Persistía el calor y todo el instante parecía durar siglos, quién sabe cuántos llevaban tironeando, quien sabe cuántos siglos más duraría ese momento, mientras la luz comenzaba a pintar el mundo de dorado. Inmensa soledad del niño, casi un arbusto más en la estepa gigante, en el silencio.

Me había sentado a su lado esperando conocer el nombre, si podía ayudarlo, el lugar dónde vivía, cómo había llegado, cuando encargué a los pibes que acercaran agua y galletas que cargábamos en el baúl del auto.

Desde el centro de ese claro, casi a ras de la tierra desnuda, sitio exacto donde naufragaba la infancia, todo parecía más alto. Quilimbay, colapichi, neneo, molle, uña de gato, todas las especies cercaban ese espacio, como un ejército de soldados con sus espinas en alto. Más allá y antes de la ruta, el alambre de púas cerraba el anfiteatro. Como una tregua, como a propósito, no soplaba una pizca de viento dejando en absoluta quietud las matas de coirón que salpicaban la zona, de meros, inmóviles testigos. Conjugación de astros para que el destino de un “nadie” no vaya a desmadrarse y siga siendo para siempre, eso, un nada, de naides.

Comenzó a devorar las galletas sin dejar de mirar al pichi, sin soltarlo. Luego habló muy de a poco. Primero dijo el nombre y enseguida “mi papá me dejó acá”… Una lágrima grande y redonda como el mundo crecía sin caerse de su lagrimal y en ese pequeño universo líquido todo el cielo se reflejaba caído para abajo. Pensé en el océano salino de esa lágrima donde él y todos podíamos ahogarnos.

Más adelante, veinte o treinta kilómetros al norte, en el valle del río Senguer, estaba Colonia Sarmiento, el próximo poblado. De allí dijo ser el niño. Y luego… “mi papá viene a buscarme”. Eso me paralizó cuando decidía llevarlo. Imaginé la búsqueda del padre y una posterior pateadura soberana. Allí quedó luego de familiar debate, ese niño cazador cazado, con su infancia al hombro hecha pedazos.

Entramos en Sarmiento y preguntamos, con nombre y apellido, por el viejo de ese chiquito que un poco más al sur se debatía entre arbustos. …Ah!… fulano…sí, el alcohol, los doce o catorce hijos.
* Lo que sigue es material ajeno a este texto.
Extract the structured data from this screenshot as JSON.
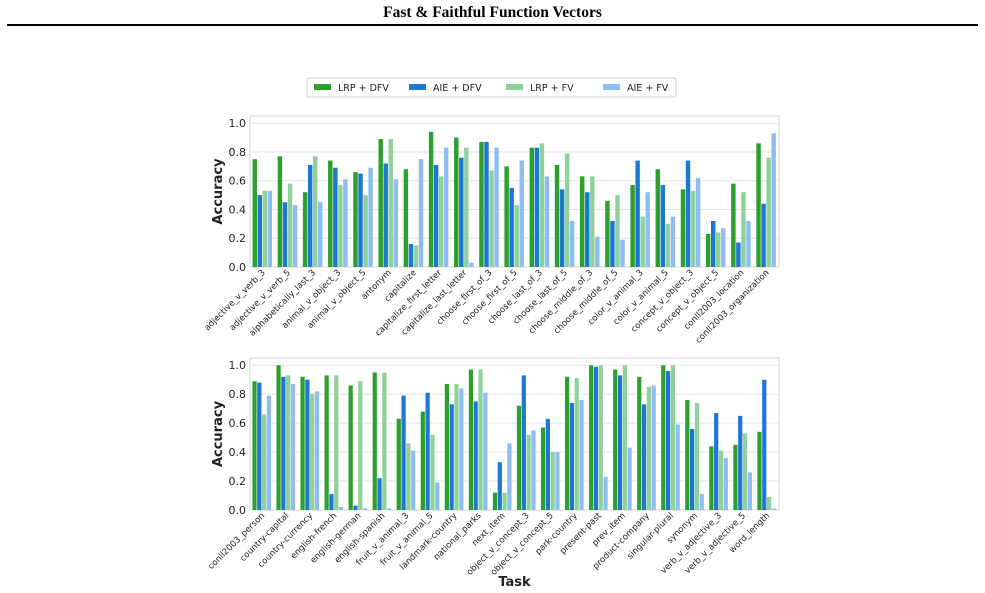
{
  "header": {
    "title": "Fast & Faithful Function Vectors"
  },
  "colors": {
    "LRP + DFV": "#2ca02c",
    "AIE + DFV": "#1f77d4",
    "LRP + FV": "#8fd19a",
    "AIE + FV": "#8fbdf2"
  },
  "chart_data": [
    {
      "type": "bar",
      "ylabel": "Accuracy",
      "xlabel": "",
      "ylim": [
        0,
        1.05
      ],
      "yticks": [
        "0.0",
        "0.2",
        "0.4",
        "0.6",
        "0.8",
        "1.0"
      ],
      "grid": true,
      "legend": "top-center",
      "categories": [
        "adjective_v_verb_3",
        "adjective_v_verb_5",
        "alphabetically_last_3",
        "animal_v_object_3",
        "animal_v_object_5",
        "antonym",
        "capitalize",
        "capitalize_first_letter",
        "capitalize_last_letter",
        "choose_first_of_3",
        "choose_first_of_5",
        "choose_last_of_3",
        "choose_last_of_5",
        "choose_middle_of_3",
        "choose_middle_of_5",
        "color_v_animal_3",
        "color_v_animal_5",
        "concept_v_object_3",
        "concept_v_object_5",
        "conll2003_location",
        "conll2003_organization"
      ],
      "series": [
        {
          "name": "LRP + DFV",
          "values": [
            0.75,
            0.77,
            0.52,
            0.74,
            0.66,
            0.89,
            0.68,
            0.94,
            0.9,
            0.87,
            0.7,
            0.83,
            0.71,
            0.63,
            0.46,
            0.57,
            0.68,
            0.54,
            0.23,
            0.58,
            0.86
          ]
        },
        {
          "name": "AIE + DFV",
          "values": [
            0.5,
            0.45,
            0.71,
            0.69,
            0.65,
            0.72,
            0.16,
            0.71,
            0.76,
            0.87,
            0.55,
            0.83,
            0.54,
            0.52,
            0.32,
            0.74,
            0.57,
            0.74,
            0.32,
            0.17,
            0.44
          ]
        },
        {
          "name": "LRP + FV",
          "values": [
            0.53,
            0.58,
            0.77,
            0.57,
            0.5,
            0.89,
            0.15,
            0.63,
            0.83,
            0.67,
            0.43,
            0.86,
            0.79,
            0.63,
            0.5,
            0.35,
            0.3,
            0.53,
            0.24,
            0.52,
            0.76
          ]
        },
        {
          "name": "AIE + FV",
          "values": [
            0.53,
            0.43,
            0.45,
            0.61,
            0.69,
            0.61,
            0.75,
            0.83,
            0.03,
            0.83,
            0.74,
            0.63,
            0.32,
            0.21,
            0.19,
            0.52,
            0.35,
            0.62,
            0.27,
            0.32,
            0.93
          ]
        }
      ]
    },
    {
      "type": "bar",
      "ylabel": "Accuracy",
      "xlabel": "Task",
      "ylim": [
        0,
        1.05
      ],
      "yticks": [
        "0.0",
        "0.2",
        "0.4",
        "0.6",
        "0.8",
        "1.0"
      ],
      "grid": true,
      "categories": [
        "conll2003_person",
        "country-capital",
        "country-currency",
        "english-french",
        "english-german",
        "english-spanish",
        "fruit_v_animal_3",
        "fruit_v_animal_5",
        "landmark-country",
        "national_parks",
        "next_item",
        "object_v_concept_3",
        "object_v_concept_5",
        "park-country",
        "present-past",
        "prev_item",
        "product-company",
        "singular-plural",
        "synonym",
        "verb_v_adjective_3",
        "verb_v_adjective_5",
        "word_length"
      ],
      "series": [
        {
          "name": "LRP + DFV",
          "values": [
            0.89,
            1.0,
            0.92,
            0.93,
            0.86,
            0.95,
            0.63,
            0.68,
            0.87,
            0.97,
            0.12,
            0.72,
            0.57,
            0.92,
            1.0,
            0.97,
            0.92,
            1.0,
            0.76,
            0.44,
            0.45,
            0.54
          ]
        },
        {
          "name": "AIE + DFV",
          "values": [
            0.88,
            0.92,
            0.9,
            0.11,
            0.03,
            0.22,
            0.79,
            0.81,
            0.73,
            0.75,
            0.33,
            0.93,
            0.63,
            0.74,
            0.99,
            0.93,
            0.73,
            0.96,
            0.56,
            0.67,
            0.65,
            0.9
          ]
        },
        {
          "name": "LRP + FV",
          "values": [
            0.66,
            0.93,
            0.8,
            0.93,
            0.89,
            0.95,
            0.46,
            0.52,
            0.87,
            0.97,
            0.12,
            0.52,
            0.4,
            0.91,
            1.0,
            1.0,
            0.85,
            1.0,
            0.74,
            0.41,
            0.53,
            0.09
          ]
        },
        {
          "name": "AIE + FV",
          "values": [
            0.79,
            0.87,
            0.82,
            0.02,
            0.01,
            0.01,
            0.41,
            0.19,
            0.84,
            0.81,
            0.46,
            0.55,
            0.4,
            0.76,
            0.23,
            0.43,
            0.86,
            0.59,
            0.11,
            0.36,
            0.26,
            0.01
          ]
        }
      ]
    }
  ]
}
Hoy, después de dieciocho años, no puedo dejar de pensar en los pibes que puedan andar por ahí perdidos, peludeando y a veces me despierto por las noches con el sueño donde estamos con él, sentados en aquel claro de la estepa, y, agarrados de la cola de aquél pichi, todavía tironeamos, mientras en una lágrima del tamaño de una aguada, se despeña todo el cielo para abajo.